Les sentinelles avaient laissé Xéénothée aux portes de la cité, gigantesque Infernal dans son long manteau noir. Il franchit l'entrée monumentale et avisa le décor qui s'étala autour de lui. Des groupes de badauds marchaient dans la rue, et accéléraient quand ils passaient devant l'Etranger, lui jetant des regards furtifs et apeurés. Un charetier jura quand il s'aperçut que Xéénothée lui barrait la route, trop occupé à observer les alentours.

- Bouge de là, relent de merde ! J'ai un chargement à amener au Palatinat.

L'Etranger se retourna en souriant, sans pour autant s'écarter. Il avisa celui qui l'avait insulté. Enfin, il allait pouvoir se servir de ses yeux. Cela faisait si longtemps. L'homme était maigre, et paraissait plus vieux qu'il ne l'était, sans doute usé par les voyages et la faim. Ses vêtements étaient sales mais semblaient quasiment neufs. Il ne portait qu'une tunique, un pantalon, et des bottes à semelles cloutées, chose rare et chère. Une épée pendait à son côté, et deux hommes suivaient la charrue, comme l'escortant. Parfait, se dit l'Etranger. Trois hommes ne seraient pas de trop pour se refaire la main.

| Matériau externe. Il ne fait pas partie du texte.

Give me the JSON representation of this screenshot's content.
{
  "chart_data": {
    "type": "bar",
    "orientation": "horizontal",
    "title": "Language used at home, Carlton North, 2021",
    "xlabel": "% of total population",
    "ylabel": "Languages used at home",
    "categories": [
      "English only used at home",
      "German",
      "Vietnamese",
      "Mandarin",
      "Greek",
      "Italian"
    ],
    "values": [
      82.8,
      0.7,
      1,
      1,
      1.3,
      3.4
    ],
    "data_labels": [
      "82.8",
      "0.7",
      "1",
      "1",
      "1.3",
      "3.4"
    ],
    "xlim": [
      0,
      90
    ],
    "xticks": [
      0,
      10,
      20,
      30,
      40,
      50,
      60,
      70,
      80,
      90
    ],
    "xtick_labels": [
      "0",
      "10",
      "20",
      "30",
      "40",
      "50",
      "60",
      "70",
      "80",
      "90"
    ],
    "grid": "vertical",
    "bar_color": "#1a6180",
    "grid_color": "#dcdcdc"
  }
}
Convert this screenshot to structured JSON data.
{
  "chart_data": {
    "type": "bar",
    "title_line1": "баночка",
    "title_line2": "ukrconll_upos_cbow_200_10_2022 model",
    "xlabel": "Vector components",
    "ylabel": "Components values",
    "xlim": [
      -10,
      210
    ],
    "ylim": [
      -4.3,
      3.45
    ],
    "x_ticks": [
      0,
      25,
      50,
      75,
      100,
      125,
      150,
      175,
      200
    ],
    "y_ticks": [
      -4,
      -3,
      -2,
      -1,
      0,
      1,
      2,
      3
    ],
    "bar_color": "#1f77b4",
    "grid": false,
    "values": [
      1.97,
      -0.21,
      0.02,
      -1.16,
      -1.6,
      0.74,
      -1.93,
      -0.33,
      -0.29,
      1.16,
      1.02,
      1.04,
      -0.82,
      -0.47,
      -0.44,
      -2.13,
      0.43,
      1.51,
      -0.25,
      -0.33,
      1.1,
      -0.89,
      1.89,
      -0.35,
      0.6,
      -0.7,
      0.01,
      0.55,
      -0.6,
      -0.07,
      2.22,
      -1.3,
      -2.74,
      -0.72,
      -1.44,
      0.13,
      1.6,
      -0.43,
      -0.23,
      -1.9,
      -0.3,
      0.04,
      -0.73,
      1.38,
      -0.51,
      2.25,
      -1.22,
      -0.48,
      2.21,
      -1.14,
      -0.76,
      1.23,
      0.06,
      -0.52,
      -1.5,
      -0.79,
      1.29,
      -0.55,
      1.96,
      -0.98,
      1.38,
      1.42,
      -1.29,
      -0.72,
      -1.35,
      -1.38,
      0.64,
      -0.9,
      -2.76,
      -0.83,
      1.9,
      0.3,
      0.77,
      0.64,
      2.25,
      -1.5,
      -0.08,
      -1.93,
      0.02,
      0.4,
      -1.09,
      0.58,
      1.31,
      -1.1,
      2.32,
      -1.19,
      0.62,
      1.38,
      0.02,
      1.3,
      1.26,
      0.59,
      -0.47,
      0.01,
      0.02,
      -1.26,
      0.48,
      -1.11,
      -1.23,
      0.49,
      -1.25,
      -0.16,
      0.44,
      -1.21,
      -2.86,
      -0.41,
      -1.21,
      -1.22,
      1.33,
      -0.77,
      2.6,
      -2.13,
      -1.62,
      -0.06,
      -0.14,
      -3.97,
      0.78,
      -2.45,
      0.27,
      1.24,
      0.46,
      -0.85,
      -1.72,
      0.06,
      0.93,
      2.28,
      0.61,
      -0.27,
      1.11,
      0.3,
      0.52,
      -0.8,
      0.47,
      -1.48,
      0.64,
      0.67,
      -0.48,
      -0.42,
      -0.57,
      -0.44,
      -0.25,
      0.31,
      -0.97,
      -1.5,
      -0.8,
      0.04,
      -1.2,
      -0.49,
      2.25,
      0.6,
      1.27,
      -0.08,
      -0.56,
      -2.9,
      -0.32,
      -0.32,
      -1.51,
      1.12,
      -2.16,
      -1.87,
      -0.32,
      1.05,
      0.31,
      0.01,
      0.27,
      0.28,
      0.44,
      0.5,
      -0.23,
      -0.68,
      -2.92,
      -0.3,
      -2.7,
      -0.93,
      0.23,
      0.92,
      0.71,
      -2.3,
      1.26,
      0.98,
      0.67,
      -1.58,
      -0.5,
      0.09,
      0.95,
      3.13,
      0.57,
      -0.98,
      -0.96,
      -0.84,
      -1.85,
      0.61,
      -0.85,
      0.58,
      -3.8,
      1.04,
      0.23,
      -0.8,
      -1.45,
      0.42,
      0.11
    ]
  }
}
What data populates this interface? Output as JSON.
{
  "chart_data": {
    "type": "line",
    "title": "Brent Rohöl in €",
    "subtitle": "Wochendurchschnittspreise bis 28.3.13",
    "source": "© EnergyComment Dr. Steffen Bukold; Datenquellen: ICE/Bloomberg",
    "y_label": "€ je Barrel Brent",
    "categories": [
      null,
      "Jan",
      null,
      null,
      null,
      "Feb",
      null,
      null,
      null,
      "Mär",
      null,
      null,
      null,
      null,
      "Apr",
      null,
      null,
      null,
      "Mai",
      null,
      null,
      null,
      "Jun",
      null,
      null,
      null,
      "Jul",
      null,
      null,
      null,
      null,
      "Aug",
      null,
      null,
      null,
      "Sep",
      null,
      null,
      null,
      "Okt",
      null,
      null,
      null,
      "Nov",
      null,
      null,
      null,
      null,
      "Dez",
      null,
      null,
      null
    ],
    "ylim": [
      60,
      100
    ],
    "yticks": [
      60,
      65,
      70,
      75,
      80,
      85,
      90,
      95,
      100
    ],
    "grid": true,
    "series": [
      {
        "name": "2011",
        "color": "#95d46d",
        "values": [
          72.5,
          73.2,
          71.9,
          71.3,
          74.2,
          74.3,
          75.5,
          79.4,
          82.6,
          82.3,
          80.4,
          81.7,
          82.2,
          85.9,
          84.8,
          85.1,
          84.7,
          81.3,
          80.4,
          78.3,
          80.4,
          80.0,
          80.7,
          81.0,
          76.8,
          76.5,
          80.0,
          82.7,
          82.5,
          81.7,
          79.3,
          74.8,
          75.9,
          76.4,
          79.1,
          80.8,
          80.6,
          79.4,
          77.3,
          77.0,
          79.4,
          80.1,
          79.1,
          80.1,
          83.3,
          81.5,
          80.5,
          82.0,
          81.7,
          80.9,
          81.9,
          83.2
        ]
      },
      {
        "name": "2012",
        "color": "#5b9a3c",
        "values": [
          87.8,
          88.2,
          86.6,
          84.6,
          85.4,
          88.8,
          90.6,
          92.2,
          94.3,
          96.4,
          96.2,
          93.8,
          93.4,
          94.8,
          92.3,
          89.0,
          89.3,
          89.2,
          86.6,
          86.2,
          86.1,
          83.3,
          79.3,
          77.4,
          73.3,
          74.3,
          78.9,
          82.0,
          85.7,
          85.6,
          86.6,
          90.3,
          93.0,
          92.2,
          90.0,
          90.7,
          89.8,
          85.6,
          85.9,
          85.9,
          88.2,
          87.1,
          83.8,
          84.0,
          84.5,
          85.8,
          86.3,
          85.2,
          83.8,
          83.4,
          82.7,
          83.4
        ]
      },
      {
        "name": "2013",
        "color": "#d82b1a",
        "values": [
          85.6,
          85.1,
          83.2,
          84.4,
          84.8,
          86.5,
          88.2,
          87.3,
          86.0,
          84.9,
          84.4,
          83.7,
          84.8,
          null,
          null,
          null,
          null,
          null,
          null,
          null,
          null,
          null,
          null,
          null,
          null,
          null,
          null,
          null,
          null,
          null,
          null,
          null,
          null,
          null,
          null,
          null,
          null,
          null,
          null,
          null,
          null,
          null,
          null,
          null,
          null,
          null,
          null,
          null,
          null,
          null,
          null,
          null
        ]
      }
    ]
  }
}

Il les laissa passer, et les suivit discrètement, jusqu'à ce qu'ils s'engagent dans une ruelle où nul ne passait. Excepté trois brigands. Xéénothée se retint d'éclater de rire, tant la situation lui parut drôle. Alors que le charetier refusait de céder son véhicule aux trois hommes, ses deux gardes se jetèrent sur les détrousseurs et le combat s'engagea. Xéénothée profita de la confusion pour monter discrètement sur la charette et attraper le conducteur par les cheveux, en lui plaquant la main sur la bouche. Lui renversant la tête en arrière, il découvrit avec satisfaction la terreur sur le visage de son otage. Il éclata de rire pour de bon, cette fois, et lui planta son regard dans le sien. La dernière chose que le charetier vit avant de sombrer dans l'inconscience, la cécité et la folie fut deux yeux magnifiques, de toutes les couleurs de l'arc-en-ciel, avec la pupille la plus sombre de l'univers. Si sombre...

Devant la charette, les deux gardes avaient abattu un des trois brigands, mais ses deux compagnons semblaient plus doués. Ils échangeaient des bottes, mais aucun ne parvenaient à passer la garde de son adversaire respectif. Personne ne semblait avoir remarqué l'éclat de rire de Xéénothée. L'Etranger, abandonnant sur le bord de la route sa première victime, attira l'attention sur lui, dans l'espoir d'affronter les quatre hommes en même temps, en mettant la charette en branle.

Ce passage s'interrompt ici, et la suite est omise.